Saturday, July 3, 2021

1966 – Derr Captures Nebraska ‘200’

Ernie Derr

Lincoln, Neb. (July 3, 1966) – Ernie Derr, six-time International Motor Contest Association champion, easily outdistanced the field to win the 100-mile Nebraska “200” late model stock car race Sunday on the new half-mile oval at the Nebraska State Fairgrounds.

Derr, driving a 1966 Dodge, took command on the first lap, charging past Lenny Funk, the qualifying leader, and had little trouble maintaining the lead.

Funk, from Otis, Kan., finished second in the race, but dropped as far back as fourth in the race.

Derr, from Keokuk, Iowa, received his stiffest challenge from hometown rival Ramo Stott, the current IMCA points leader.

Stott moved into second place on the second lap, and was the only driver not lapped by Derr after the 72nd go-round.

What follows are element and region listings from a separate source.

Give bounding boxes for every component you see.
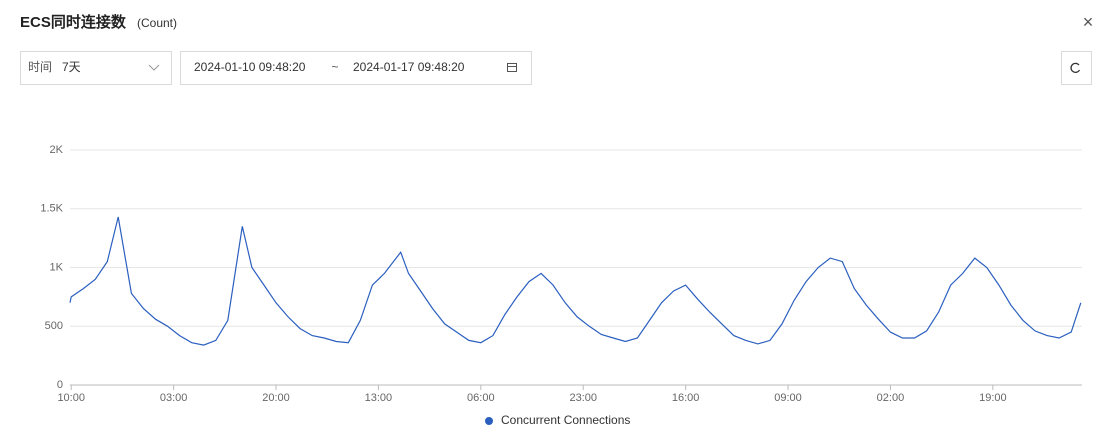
x-tick-label: 02:00 [877, 392, 905, 404]
unit: (Count) [137, 16, 177, 30]
x-tick-label: 13:00 [365, 392, 393, 404]
period-value: 7天 [62, 60, 81, 74]
title: ECS同时连接数 [20, 13, 127, 31]
y-tick-label: 2K [50, 144, 64, 156]
legend-label: Concurrent Connections [501, 413, 630, 427]
y-tick-label: 500 [45, 320, 63, 332]
x-tick-label: 10:00 [57, 392, 85, 404]
refresh-button[interactable] [1061, 51, 1092, 85]
period-label: 时间 [28, 60, 52, 74]
separator: ~ [331, 60, 338, 74]
close-button[interactable]: × [1083, 12, 1094, 32]
x-tick-label: 03:00 [160, 392, 188, 404]
plot: 0 500 1K 1.5K 2K 10:00 03:00 20:00 13:00 06:00 23:… [40, 144, 1082, 404]
chevron [148, 64, 160, 71]
calendar-icon [507, 63, 517, 72]
start-date: 2024-01-10 09:48:20 [194, 60, 306, 74]
series-line [69, 216, 1082, 346]
y-tick-label: 1.5K [40, 203, 63, 215]
x-tick-label: 20:00 [262, 392, 290, 404]
period-select[interactable] [20, 51, 172, 85]
y-tick-label: 0 [57, 379, 63, 391]
x-tick-label: 06:00 [467, 392, 495, 404]
refresh-icon [1070, 62, 1081, 73]
end-date: 2024-01-17 09:48:20 [353, 60, 465, 74]
x-tick-label: 19:00 [979, 392, 1007, 404]
x-tick-label: 16:00 [672, 392, 700, 404]
legend-marker [485, 417, 493, 425]
date-range[interactable] [180, 51, 532, 85]
x-tick-label: 09:00 [774, 392, 802, 404]
y-tick-label: 1K [50, 261, 64, 273]
x-tick-label: 23:00 [569, 392, 597, 404]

But Stott spun on lap 143, losing eight laps to Derr, when his fender had to be cut off. The mishap left Stott in fourth place behind Funk and Ed Negre of Monett, Mo.

Negre had passed Funk for third place early in the race, but a spin on lap 72 allowed Funk to regain that position.

Stott managed to get his ’66 Plymouth rolling again in time to keep Ole Brua, Albert Lea, Minn., from taking the fourth spot, but the victory by Derr left only 10 points separating the two in the point standings.

Brua, in a ’65 Ford, managed fifth, while Butch Hall, Russell, Minn., and Lewis Taylor, Shawnee, Kan., were sixth and seventh respectively.

The 42-year-old Derr trailed Stott by 80 points in the IMCA standings entering the program, but narrowed that margin to 10 markers as the circuit moves to Topeka, Kan., on Monday. 

"It was good to get the win," admitted Derr afterwards. "I though the race would run faster but it was slow on account we couldn't see most of the time because of the dust."

Race officials admitted they decided not to water the track as much in order to get the race going on on time. 

Nebraska State Fair secretary Henry Brandt estimated the crowd at 3,500.

"It was a good crowd despite the heat," Nebraska State Fair secretary Henry Brandt said. "I thought the track held up relatively well considering this was the first time we used it this year."